I enjoyed the short article Hefty Spoonbills Await Snaggers [March], however, I’d actually like to know how to cook them! A small recipe would be nice as well.

Dana J. Pelletier, St. Charles

Editors’ Note: You can find a wide array of recipes and cooking videos on the Department’s “Cooking” page at mdc.mo.gov/node/3500. Don’t miss the recipe and video for Three-Alarm Spoonbill Jambalaya! Correction

The June “What is It?” segment, Page 8, said that the nine-banded armadillo will curl into a ball when cornered. However, though there are armadillo species that can curl into a ball, such as the three-banded armadillo of South America, our Missouri species is not one of them.

Reader Photo

Beaver Business

Rick Shults, of Salem, captured this photo of a beaver at Montauk State Park. “I live just a few minutes from the park, so I’m down there a lot,” said Shults. “I love to shoot landscapes and wildlife.

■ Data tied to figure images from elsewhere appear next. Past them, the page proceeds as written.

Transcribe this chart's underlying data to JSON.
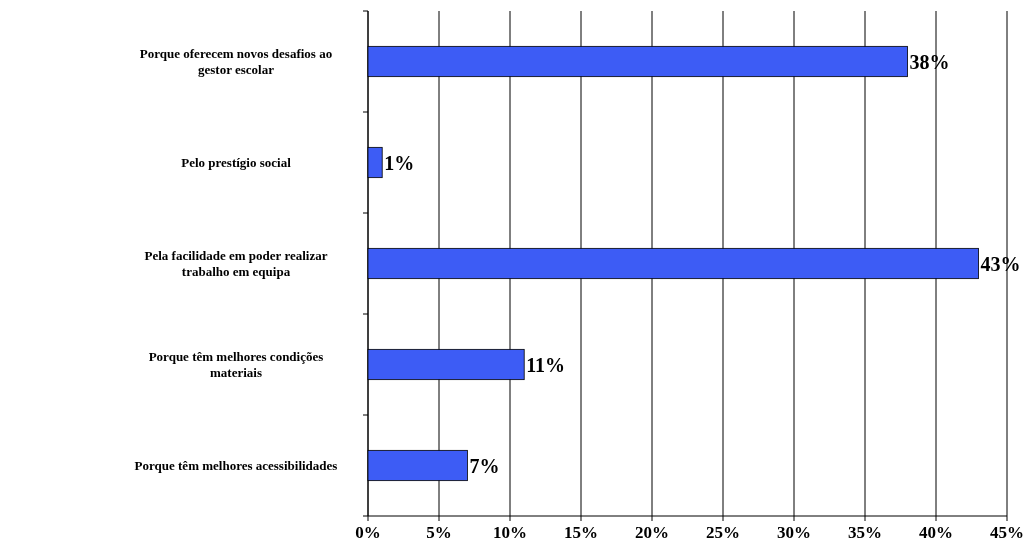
{
  "chart_data": {
    "type": "bar",
    "orientation": "horizontal",
    "categories": [
      "Porque oferecem novos desafios ao gestor escolar",
      "Pelo prestígio social",
      "Pela facilidade em poder realizar trabalho em equipa",
      "Porque têm melhores condições materiais",
      "Porque têm melhores acessibilidades"
    ],
    "values": [
      38,
      1,
      43,
      11,
      7
    ],
    "value_labels": [
      "38%",
      "1%",
      "43%",
      "11%",
      "7%"
    ],
    "color": "#3d5cf5",
    "xlim": [
      0,
      45
    ],
    "xticks": [
      {
        "value": 0,
        "label": "0%"
      },
      {
        "value": 5,
        "label": "5%"
      },
      {
        "value": 10,
        "label": "10%"
      },
      {
        "value": 15,
        "label": "15%"
      },
      {
        "value": 20,
        "label": "20%"
      },
      {
        "value": 25,
        "label": "25%"
      },
      {
        "value": 30,
        "label": "30%"
      },
      {
        "value": 35,
        "label": "35%"
      },
      {
        "value": 40,
        "label": "40%"
      },
      {
        "value": 45,
        "label": "45%"
      }
    ],
    "grid": "x"
  }
}
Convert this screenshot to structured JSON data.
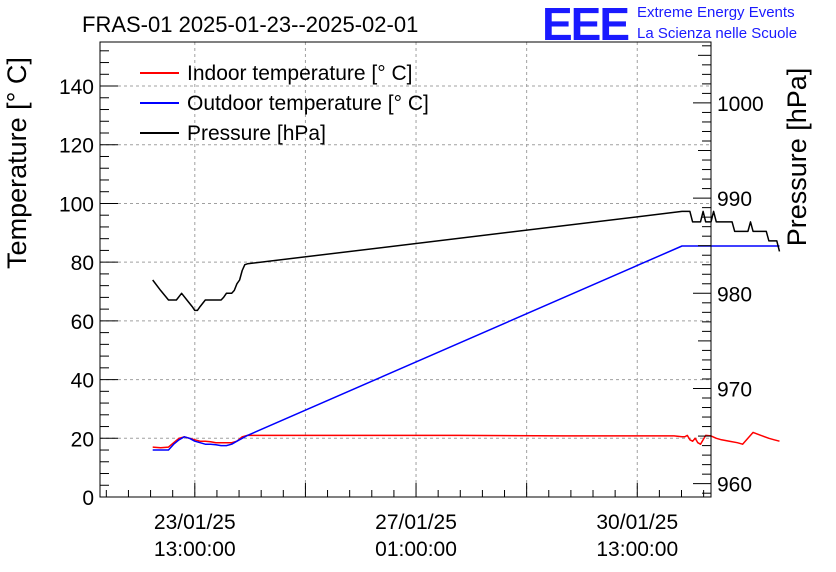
{
  "chart_data": {
    "type": "line",
    "title": "FRAS-01 2025-01-23--2025-02-01",
    "ylabel_left": "Temperature [° C]",
    "ylabel_right": "Pressure [hPa]",
    "ylim_left": [
      0,
      155
    ],
    "ylim_right": [
      958.6,
      1006.4
    ],
    "yticks_left": [
      0,
      20,
      40,
      60,
      80,
      100,
      120,
      140
    ],
    "yticks_right": [
      960,
      970,
      980,
      990,
      1000
    ],
    "xlim_hours": [
      -36.0,
      196.0
    ],
    "xticks": [
      {
        "hours": 0,
        "line1": "23/01/25",
        "line2": "13:00:00"
      },
      {
        "hours": 84,
        "line1": "27/01/25",
        "line2": "01:00:00"
      },
      {
        "hours": 168,
        "line1": "30/01/25",
        "line2": "13:00:00"
      }
    ],
    "grid": true,
    "legend_position": "top-left",
    "series": [
      {
        "name": "Indoor temperature [° C]",
        "axis": "left",
        "color": "#ff0000",
        "x": [
          -16,
          -13,
          -10,
          -8,
          -6,
          -4,
          -2,
          0,
          2,
          4,
          6,
          8,
          10,
          12,
          14,
          16,
          18,
          20,
          30,
          60,
          100,
          140,
          168,
          182,
          185,
          186,
          187,
          188,
          189,
          190,
          191,
          192,
          194,
          196,
          198,
          200,
          203,
          206,
          208,
          210,
          212,
          215,
          218,
          220,
          222
        ],
        "values": [
          17,
          16.8,
          17,
          18.5,
          20,
          20.5,
          20,
          19.5,
          19,
          19,
          18.8,
          18.5,
          18.5,
          18.5,
          18.5,
          19,
          20.5,
          21,
          21,
          21,
          21,
          20.8,
          20.8,
          20.8,
          20.5,
          20.5,
          21,
          19.5,
          19,
          20,
          18.5,
          18,
          21,
          20.8,
          20,
          19.5,
          19,
          18.5,
          18,
          20,
          22,
          21,
          20,
          19.5,
          19
        ]
      },
      {
        "name": "Outdoor temperature [° C]",
        "axis": "left",
        "color": "#0000ff",
        "x": [
          -16,
          -14,
          -12,
          -10,
          -8,
          -6,
          -4,
          -2,
          0,
          2,
          4,
          6,
          8,
          10,
          12,
          14,
          16,
          18,
          20,
          185,
          222
        ],
        "values": [
          16,
          16,
          16,
          16,
          18,
          19.5,
          20.5,
          20,
          19,
          18.5,
          18,
          18,
          17.8,
          17.5,
          17.5,
          18,
          19,
          20,
          21,
          85.5,
          85.5
        ]
      },
      {
        "name": "Pressure [hPa]",
        "axis": "right",
        "color": "#000000",
        "x": [
          -16,
          -13,
          -10,
          -7,
          -5,
          -3,
          -1,
          0,
          1,
          2,
          4,
          6,
          8,
          9,
          10,
          11,
          12,
          13,
          14,
          15,
          16,
          17,
          18,
          19,
          20,
          185,
          186,
          187,
          188,
          189,
          190,
          191,
          192,
          193,
          194,
          195,
          196,
          197,
          198,
          199,
          200,
          201,
          202,
          203,
          204,
          205,
          206,
          207,
          208,
          209,
          210,
          211,
          212,
          213,
          214,
          215,
          216,
          217,
          218,
          219,
          220,
          221,
          222
        ],
        "values": [
          981.4,
          980.3,
          979.3,
          979.3,
          980.0,
          979.3,
          978.6,
          978.2,
          978.2,
          978.6,
          979.3,
          979.3,
          979.3,
          979.3,
          979.3,
          979.6,
          980.0,
          980.0,
          980.0,
          980.3,
          981.0,
          981.4,
          982.4,
          983.0,
          983.1,
          988.6,
          988.6,
          988.6,
          988.6,
          987.5,
          987.5,
          987.5,
          987.5,
          988.6,
          987.5,
          987.5,
          987.5,
          988.6,
          987.5,
          987.5,
          987.5,
          987.5,
          987.5,
          987.5,
          987.5,
          986.5,
          986.5,
          986.5,
          986.5,
          986.5,
          986.5,
          987.5,
          986.5,
          986.5,
          986.5,
          986.5,
          986.5,
          986.5,
          985.5,
          985.5,
          985.5,
          985.5,
          984.4
        ]
      }
    ]
  },
  "branding": {
    "logo_text": "EEE",
    "line1": "Extreme Energy Events",
    "line2": "La Scienza nelle Scuole",
    "color": "#1a1aff"
  }
}
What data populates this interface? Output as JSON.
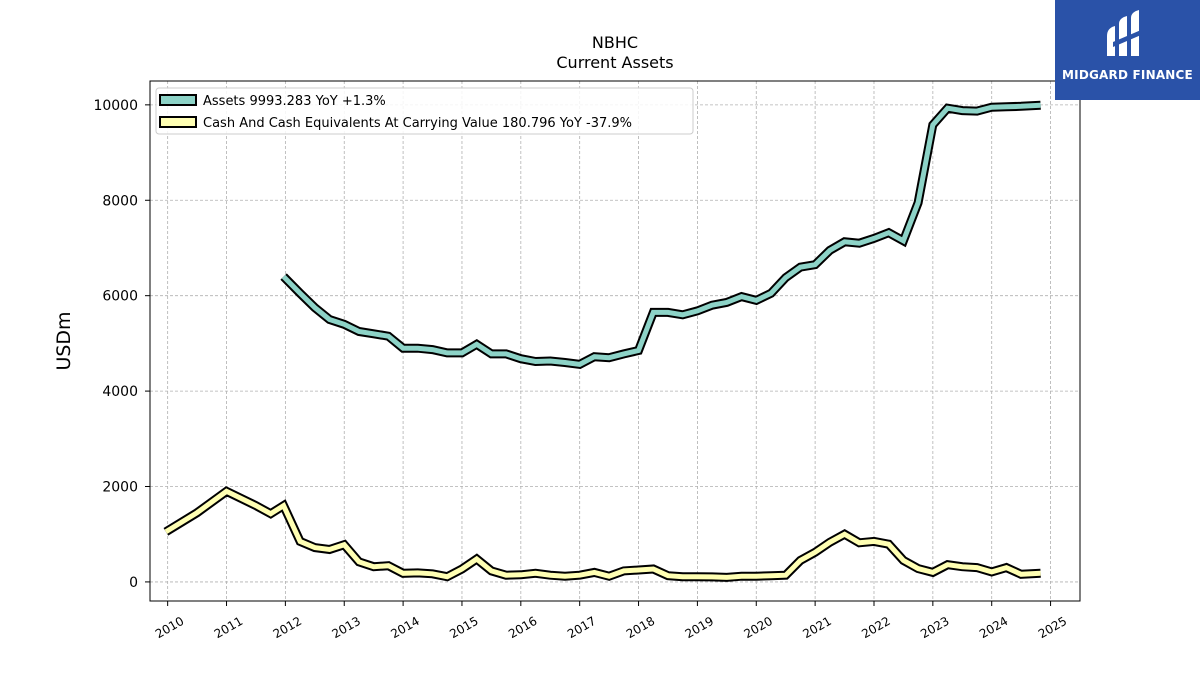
{
  "logo": {
    "text": "MIDGARD FINANCE",
    "icon": "midgard-logo-icon",
    "background": "#2a52a8"
  },
  "chart_data": {
    "type": "line",
    "title": "NBHC",
    "subtitle": "Current  Assets",
    "ylabel": "USDm",
    "xlabel": "",
    "xlim": [
      2009.7,
      2025.5
    ],
    "ylim": [
      -400,
      10500
    ],
    "x_ticks": [
      "2010",
      "2011",
      "2012",
      "2013",
      "2014",
      "2015",
      "2016",
      "2017",
      "2018",
      "2019",
      "2020",
      "2021",
      "2022",
      "2023",
      "2024",
      "2025"
    ],
    "y_ticks": [
      0,
      2000,
      4000,
      6000,
      8000,
      10000
    ],
    "y_tick_labels": [
      "0",
      "2000",
      "4000",
      "6000",
      "8000",
      "10000"
    ],
    "grid": true,
    "legend_position": "top-left",
    "series": [
      {
        "name": "Assets",
        "legend_label": "Assets  9993.283 YoY +1.3%",
        "color": "#8dd3c7",
        "x": [
          2011.97,
          2012.25,
          2012.5,
          2012.75,
          2013.0,
          2013.25,
          2013.5,
          2013.75,
          2014.0,
          2014.25,
          2014.5,
          2014.75,
          2015.0,
          2015.25,
          2015.5,
          2015.75,
          2016.0,
          2016.25,
          2016.5,
          2016.75,
          2017.0,
          2017.25,
          2017.5,
          2017.75,
          2018.0,
          2018.25,
          2018.5,
          2018.75,
          2019.0,
          2019.25,
          2019.5,
          2019.75,
          2020.0,
          2020.25,
          2020.5,
          2020.75,
          2021.0,
          2021.25,
          2021.5,
          2021.75,
          2022.0,
          2022.25,
          2022.5,
          2022.75,
          2023.0,
          2023.25,
          2023.5,
          2023.75,
          2024.0,
          2024.25,
          2024.5,
          2024.83
        ],
        "values": [
          6400,
          6050,
          5750,
          5500,
          5400,
          5250,
          5200,
          5150,
          4900,
          4900,
          4870,
          4800,
          4800,
          4980,
          4780,
          4780,
          4680,
          4620,
          4630,
          4600,
          4560,
          4720,
          4700,
          4780,
          4850,
          5650,
          5650,
          5600,
          5680,
          5800,
          5860,
          5980,
          5900,
          6050,
          6380,
          6600,
          6650,
          6950,
          7130,
          7100,
          7200,
          7320,
          7150,
          7950,
          9580,
          9930,
          9880,
          9870,
          9950,
          9960,
          9970,
          9993.283
        ]
      },
      {
        "name": "Cash And Cash Equivalents At Carrying Value",
        "legend_label": "Cash And Cash Equivalents At Carrying Value  180.796 YoY -37.9%",
        "color": "#ffffb3",
        "x": [
          2009.97,
          2010.5,
          2011.0,
          2011.5,
          2011.75,
          2011.97,
          2012.25,
          2012.5,
          2012.75,
          2013.0,
          2013.25,
          2013.5,
          2013.75,
          2014.0,
          2014.25,
          2014.5,
          2014.75,
          2015.0,
          2015.25,
          2015.5,
          2015.75,
          2016.0,
          2016.25,
          2016.5,
          2016.75,
          2017.0,
          2017.25,
          2017.5,
          2017.75,
          2018.0,
          2018.25,
          2018.5,
          2018.75,
          2019.0,
          2019.25,
          2019.5,
          2019.75,
          2020.0,
          2020.25,
          2020.5,
          2020.75,
          2021.0,
          2021.25,
          2021.5,
          2021.75,
          2022.0,
          2022.25,
          2022.5,
          2022.75,
          2023.0,
          2023.25,
          2023.5,
          2023.75,
          2024.0,
          2024.25,
          2024.5,
          2024.83
        ],
        "values": [
          1050,
          1450,
          1900,
          1600,
          1430,
          1600,
          850,
          720,
          680,
          780,
          420,
          320,
          340,
          180,
          190,
          170,
          110,
          270,
          480,
          230,
          140,
          150,
          180,
          140,
          120,
          140,
          200,
          120,
          230,
          250,
          270,
          130,
          110,
          110,
          105,
          95,
          120,
          120,
          130,
          140,
          450,
          620,
          830,
          1000,
          820,
          850,
          790,
          450,
          280,
          200,
          360,
          320,
          300,
          210,
          300,
          160,
          180.796
        ]
      }
    ]
  }
}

Montauk is the honey-hole, so to speak, in my backyard.” Shults said that he takes his camera with him whenever he goes hunting or anytime he goes out in the woods. “I spend a lot of time down along the Current River between Montauk and Akers Ferry,” said Shultz. Shultz took the photo behind the old hatchery building at the park. “I had gone down there well before daylight to get to the area where I had known the beavers tend to be,” said Shults. “I was able to make my way to around 25 yards or so from it and got this. Once it got the limb cut, it took off for its lodge, and that was the last that I saw of it that morning.”